El asesinato de los dos policías es una historia conocida, así que bastará que de unas breves pinceladas. La tarde del 9 de agosto de 1931 el KPD organizó una ruidosa manifestación en la plaza Bülow con la única intención de atraer al lugar a los policías (ese era su territorio y, además, estaban de ronda por los alrededores). Cuando pasaban delante del cine Babylon, desde la marquesina de la entrada principal a la que se había subido, Walther gritó con todas sus fuerzas: Cara de cerdo, asesino hijo de puta. Anlauf, Lenck y el sargento Willig que acompañaba a ambos capitanes, se detuvieron sorprendidos, tratando de localizar a quien gritaba. Esa había sido la señal; de la cervecería de enfrente salieron Mielke y otro camarada disparando sus lugers. Lenck recibió un tiro en el pecho y murió casi al instante; al Sargento Willig le alcanzaron en el estómago y, antes de caer de rodillas, fue capaz de sacar su arma y ahuyentar a los comunistas; al odiado Anlauf le llegaron dos balazos al cuello: se desangró hasta morir a las puertas del Babylon mientras Willig le sujetaba la cabeza y el lugar se iba llenando de curiosos que miraban en silencio, muchos de ellos los comunistas que unos momentos antes se manifestaban en la plaza Bülow. En esas circunstancias, casi nadie se fijó en un joven que desde la marquesina se metía por una de las ventanas y salía minutos después por la puerta lateral del edificio para alejarse no se sabe hacia donde.
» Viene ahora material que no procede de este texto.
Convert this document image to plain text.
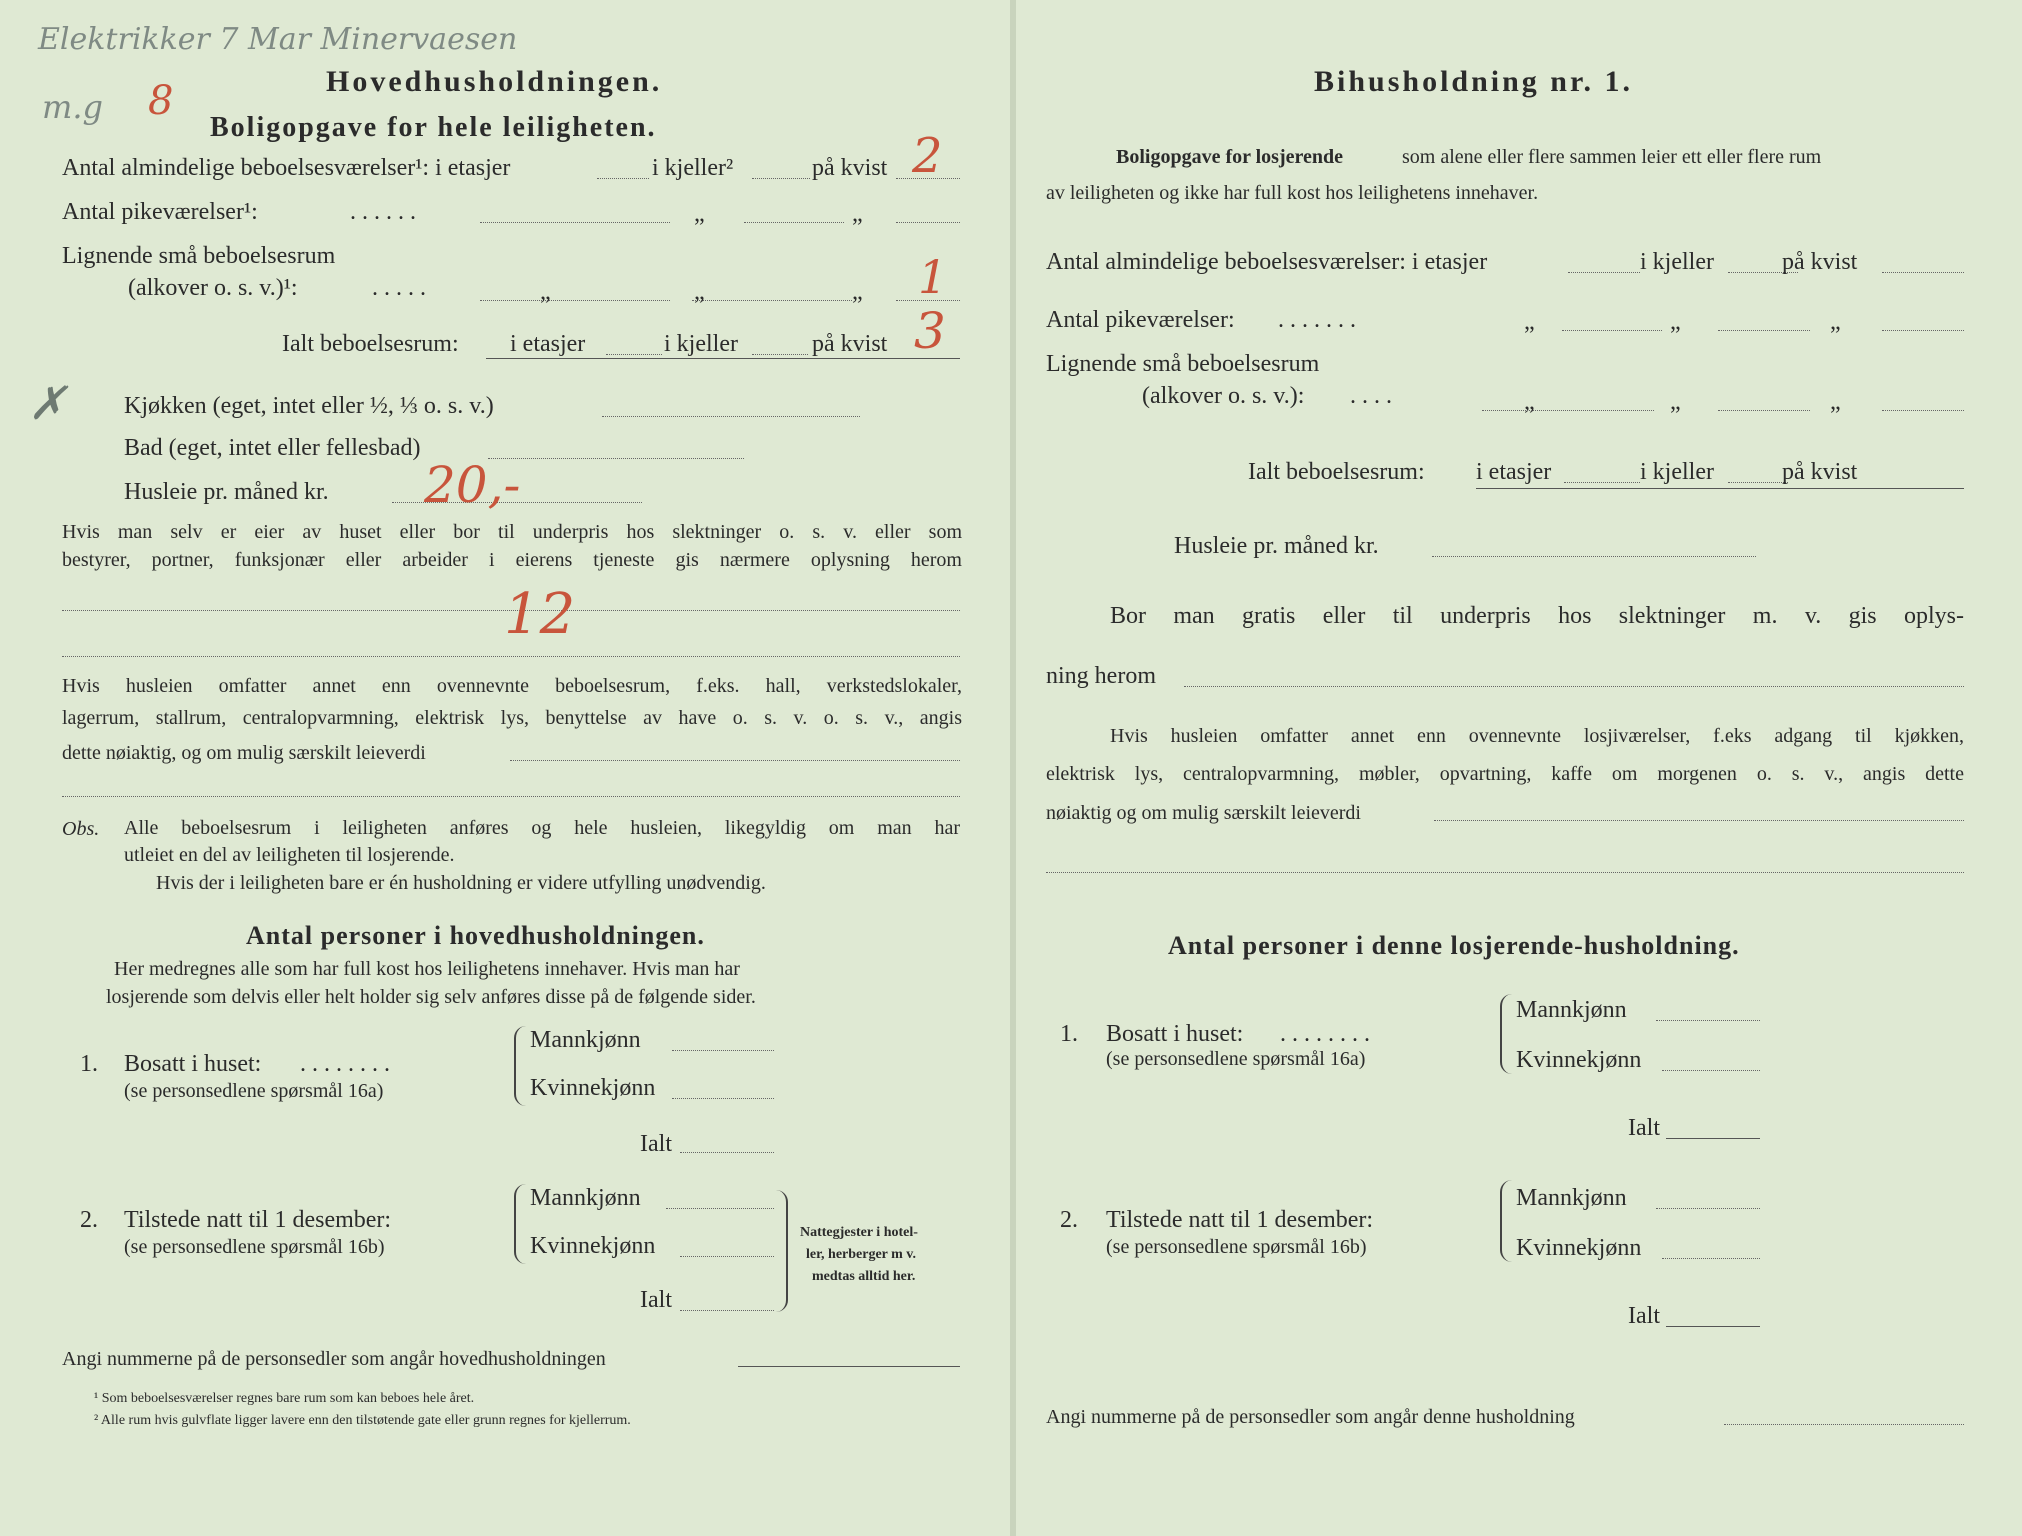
Elektrikker 7 Mar Minervaesen
m.g 8	Hovedhusholdningen.
Boligopgave for hele leiligheten.
Antal almindelige beboelsesværelser¹: i etasjer	i kjeller²	på kvist 2
Antal pikeværelser¹:	. . . . . .	„	„
Lignende små beboelsesrum
(alkover o. s. v.)¹:	. . . . .	„	„	„ 1
Ialt beboelsesrum: i etasjer	i kjeller	på kvist 3
✗ Kjøkken (eget, intet eller ½, ⅓ o. s. v.)
Bad (eget, intet eller fellesbad)
Husleie pr. måned kr. 20,-
Hvis man selv er eier av huset eller bor til underpris hos slektninger o. s. v. eller som
bestyrer, portner, funksjonær eller arbeider i eierens tjeneste gis nærmere oplysning herom
12
Hvis husleien omfatter annet enn ovennevnte beboelsesrum, f.eks. hall, verkstedslokaler,
lagerrum, stallrum, centralopvarmning, elektrisk lys, benyttelse av have o. s. v. o. s. v., angis
dette nøiaktig, og om mulig særskilt leieverdi
Obs. Alle beboelsesrum i leiligheten anføres og hele husleien, likegyldig om man har
utleiet en del av leiligheten til losjerende.
Hvis der i leiligheten bare er én husholdning er videre utfylling unødvendig.
Antal personer i hovedhusholdningen.
Her medregnes alle som har full kost hos leilighetens innehaver. Hvis man har
losjerende som delvis eller helt holder sig selv anføres disse på de følgende sider.
1. Bosatt i huset: . . . . . . . .
(se personsedlene spørsmål 16a)
Mannkjønn
Kvinnekjønn
Ialt
2. Tilstede natt til 1 desember:
(se personsedlene spørsmål 16b)
Mannkjønn
Kvinnekjønn
Ialt
Nattegjester i hotel-
ler, herberger m v.
medtas alltid her.
Angi nummerne på de personsedler som angår hovedhusholdningen
¹ Som beboelsesværelser regnes bare rum som kan beboes hele året.
² Alle rum hvis gulvflate ligger lavere enn den tilstøtende gate eller grunn regnes for kjellerrum.
Bihusholdning nr. 1.
Boligopgave for losjerende	som alene eller flere sammen leier ett eller flere rum
av leiligheten og ikke har full kost hos leilighetens innehaver.
Antal almindelige beboelsesværelser: i etasjer	i kjeller	på kvist
Antal pikeværelser: . . . . . . .	„	„	„
Lignende små beboelsesrum
(alkover o. s. v.): . . . .	„	„	„
Ialt beboelsesrum: i etasjer	i kjeller	på kvist
Husleie pr. måned kr.
Bor man gratis eller til underpris hos slektninger m. v. gis oplys-
ning herom
Hvis husleien omfatter annet enn ovennevnte losjiværelser, f.eks adgang til kjøkken,
elektrisk lys, centralopvarmning, møbler, opvartning, kaffe om morgenen o. s. v., angis dette
nøiaktig og om mulig særskilt leieverdi
Antal personer i denne losjerende-husholdning.
1. Bosatt i huset: . . . . . . . .
(se personsedlene spørsmål 16a)
Mannkjønn
Kvinnekjønn
Ialt
2. Tilstede natt til 1 desember:
(se personsedlene spørsmål 16b)
Mannkjønn
Kvinnekjønn
Ialt
Angi nummerne på de personsedler som angår denne husholdning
El sargento sobrevivió y, como es sabido, identificó a algunos de los participantes en la emboscada. En el KPD enseguida supieron que las autoridades conocían el nombre de Mielke y se ocuparon de enviarlo a Moscú. La noche antes de su marcha los dos amigos se despidieron. Walther no corría peligro, nadie, salvo Mielke, sabía de su participación. Sin embargo, si bien no podía ir a la Unión Soviética, convenía que dejase Berlín y se ocultase por un tiempo. Seguramente, esa decisión acordada a regañadientes, salvaría la vida del chico. Cinco años después volverían a encontrarse: sería en España, iniciada la guerra civil.